Mark Spicer, director of KPMG’s climate change and sustainability group in Australia, says we must expect some kind of policy response eventually. “It will probably a carbon price. You need to consider how that will affect the price of goods you can offer to customers.”

When it comes to physical risks, Spicer recommends that companies look throughout their value chain. Your company may feel satisfied that it has contingency plans and insurance in place if a warehouse were hit by flood, for example. But what about your suppliers? And will you be able to get goods to market?

The accountant’s role

Earlier this year, 14 accounting bodies representing 2.5 million accountants globally, including Chartered Accountants Australia and New Zealand, supported a call to action in response to climate change.

CA ANZ’s pre-budget submission, ahead of the October 2020 Australian Federal Budget, calls for expenditure that supports goals such as a zero emissions economy. It also calls for a review of tax subsidies for activities that are having a negative impact upon climate change.

CA ANZ’s own climate change strategy calls on professional accountants to provide advice and services to develop and implement plans for climate change mitigation and adaptation.

This includes developing reporting frameworks such as those from the International Integrated Reporting Council and the TFCD.

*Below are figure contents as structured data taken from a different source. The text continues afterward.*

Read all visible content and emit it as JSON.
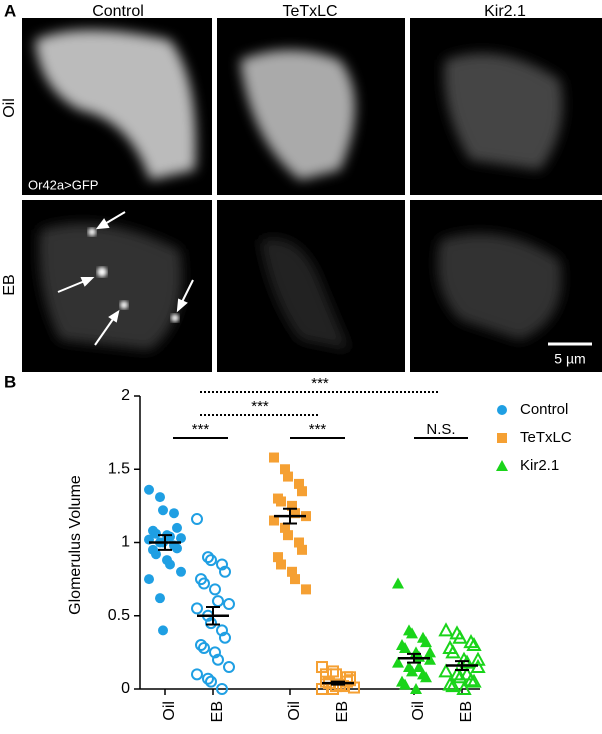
{
  "panel_a": {
    "label": "A",
    "columns": [
      "Control",
      "TeTxLC",
      "Kir2.1"
    ],
    "rows": [
      "Oil",
      "EB"
    ],
    "genotype": "Or42a>GFP",
    "scale_bar": "5 µm"
  },
  "chart_data": {
    "type": "dot",
    "label": "B",
    "ylabel": "Glomerulus Volume",
    "categories": [
      "Oil",
      "EB",
      "Oil",
      "EB",
      "Oil",
      "EB"
    ],
    "ylim": [
      0,
      2
    ],
    "yticks": [
      0,
      0.5,
      1,
      1.5,
      2
    ],
    "series": [
      {
        "name": "Control",
        "color": "#1f9fe3",
        "marker": "circle",
        "filled": [
          true,
          false
        ],
        "values": [
          [
            1.36,
            1.31,
            1.22,
            1.2,
            1.1,
            1.08,
            1.06,
            1.05,
            1.04,
            1.03,
            1.02,
            1.0,
            1.0,
            0.98,
            0.96,
            0.95,
            0.92,
            0.88,
            0.85,
            0.8,
            0.75,
            0.62,
            0.4
          ],
          [
            1.16,
            0.9,
            0.88,
            0.85,
            0.8,
            0.75,
            0.72,
            0.68,
            0.6,
            0.58,
            0.55,
            0.5,
            0.45,
            0.4,
            0.35,
            0.3,
            0.28,
            0.25,
            0.2,
            0.15,
            0.1,
            0.07,
            0.05,
            0.0
          ]
        ],
        "means": [
          1.0,
          0.5
        ],
        "sems": [
          0.05,
          0.06
        ]
      },
      {
        "name": "TeTxLC",
        "color": "#f5a033",
        "marker": "square",
        "filled": [
          true,
          false
        ],
        "values": [
          [
            1.58,
            1.5,
            1.45,
            1.4,
            1.35,
            1.3,
            1.28,
            1.25,
            1.2,
            1.18,
            1.15,
            1.1,
            1.05,
            1.0,
            0.95,
            0.9,
            0.85,
            0.8,
            0.75,
            0.68
          ],
          [
            0.15,
            0.12,
            0.1,
            0.08,
            0.06,
            0.05,
            0.04,
            0.03,
            0.02,
            0.01,
            0.0,
            0.0,
            0.02,
            0.05,
            0.08,
            0.1
          ]
        ],
        "means": [
          1.18,
          0.04
        ],
        "sems": [
          0.05,
          0.01
        ]
      },
      {
        "name": "Kir2.1",
        "color": "#1ad41a",
        "marker": "triangle",
        "filled": [
          true,
          false
        ],
        "values": [
          [
            0.72,
            0.4,
            0.38,
            0.35,
            0.32,
            0.3,
            0.28,
            0.25,
            0.22,
            0.2,
            0.18,
            0.15,
            0.12,
            0.1,
            0.08,
            0.05,
            0.03,
            0.0,
            0.15,
            0.25
          ],
          [
            0.4,
            0.38,
            0.35,
            0.32,
            0.3,
            0.28,
            0.25,
            0.2,
            0.18,
            0.15,
            0.12,
            0.1,
            0.08,
            0.06,
            0.05,
            0.03,
            0.02,
            0.0,
            0.1,
            0.2
          ]
        ],
        "means": [
          0.21,
          0.16
        ],
        "sems": [
          0.03,
          0.03
        ]
      }
    ],
    "annotations": [
      {
        "text": "***",
        "style": "dotted"
      },
      {
        "text": "***",
        "style": "dotted"
      },
      {
        "text": "***",
        "style": "solid"
      },
      {
        "text": "***",
        "style": "solid"
      },
      {
        "text": "N.S.",
        "style": "solid"
      }
    ]
  }
}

Meridian Energy’s Alison Howard says that while compiling a TCFD report starts with a company’s risk manager or someone in the strategy area who can start the ball rolling on what-if scenarios, there’s a TCFD role for accountants in businesses with a high level of Scope 1 emissions (direct emissions from owned or controlled sources).

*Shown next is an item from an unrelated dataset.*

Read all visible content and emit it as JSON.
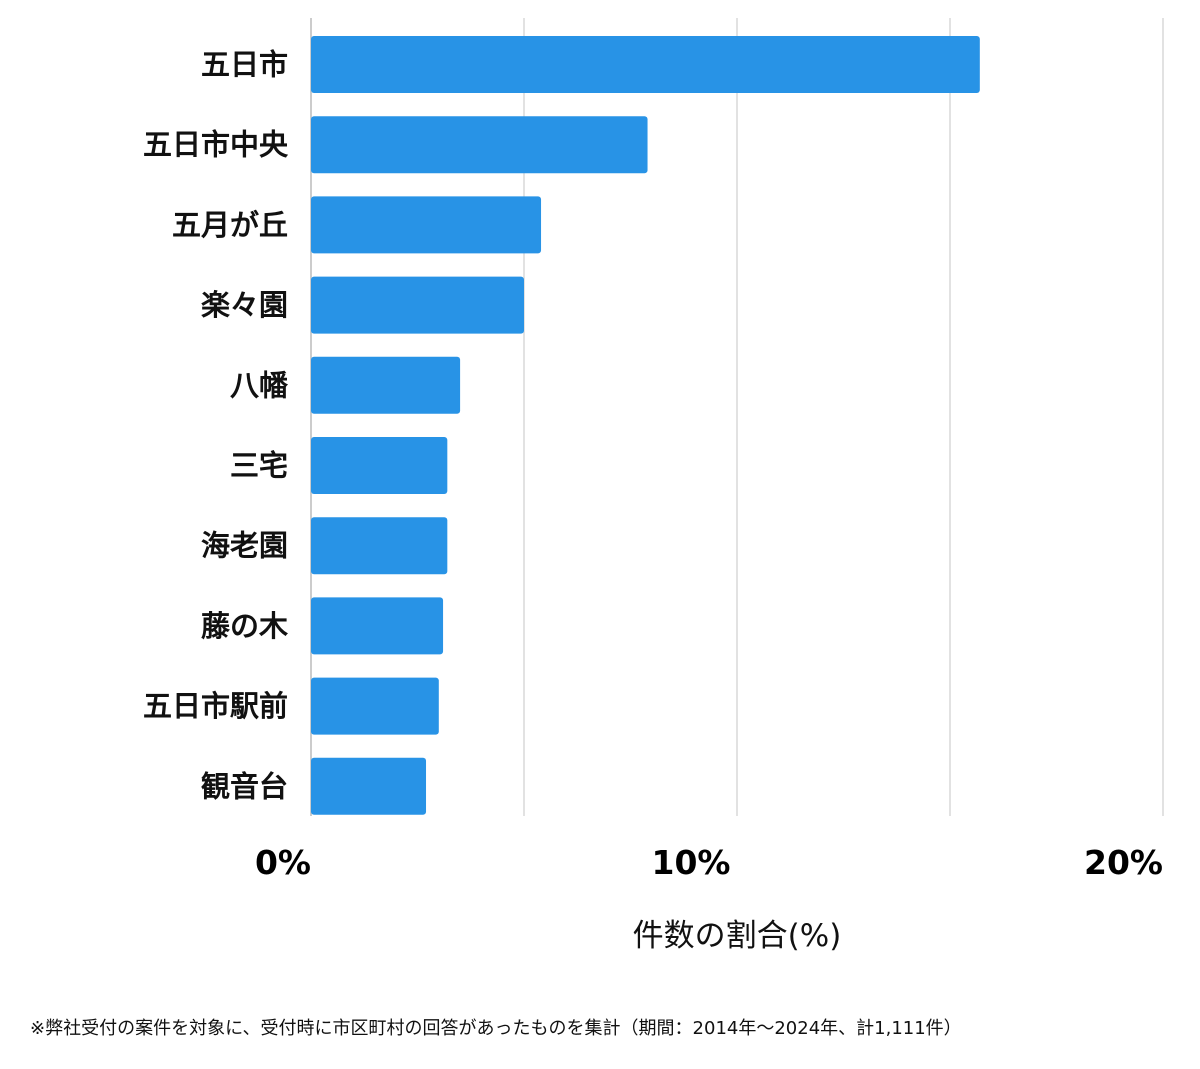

“At Meridian, accountants are involved in carbon accounting, and I think they have a good combination of skills to do that in every company.

“So if your business has high direct emissions, the accountant should be involved in both calculating the emissions and thinking through how any upcoming regulation could impact the business.”

The accountant should be involved in both calculating the emissions and thinking through how any upcoming regulation could impact the business.

Alison Howard, Meridian Energy

Wendy McGuinness, CEO of New Zealand sustainability think tank The McGuinness Institute, agrees. “Accountants provide standardised information that can be verified and compared over time and with other entities. If we don’t have that data quality, we lose the ability to inform and make this transition cost effective and timely.”

A guidance on climate risk

In April 2019, Australia’s Accounting Standards and Auditing and Assurance Standards boards issued a joint bulletin about disclosure of climate risk.
It’s a world first. No other country has issued financial statement guidance that relates specifically to climate risk.

The bulletin said that if a company believed investors thought climate risk of any kind was a material issue for the company, it should include a climate-specific note in its financial statements.

“I think the AASB/AUASB guidance is important because it tells the accounting community that climate risk is important,” says Australian company director John Stanhope FCA, now non-executive director of AGL. “The truth of the matter is that climate change impacts financial outcomes.”

The guidance has at least two important impacts. The first is in the area of accounting skills. Accountants in the finance team are not usually asked to calculate impairment of assets very far into the future. But the effects of both direct climate effects and regulatory risk could take place many decades from now, requiring accountants to make longer range asset impairment calculations than they are used to.

The second impact is that if a company reports on climate change in its financial statements, the information in the TCFD is likely to get more rigorous scrutiny than otherwise.

“AGL did not include climate guidance in its financial statements this year, but did in its annual report,” says Stanhope. “But if it included the information in financial statements in future, the finance team would get the information from the TCFD.

“The TCFD gives them the information about the consequences of policy decisions and physical risks. The finance team still determines the numbers in the financial statements.”

In other words, reliable data from scientists.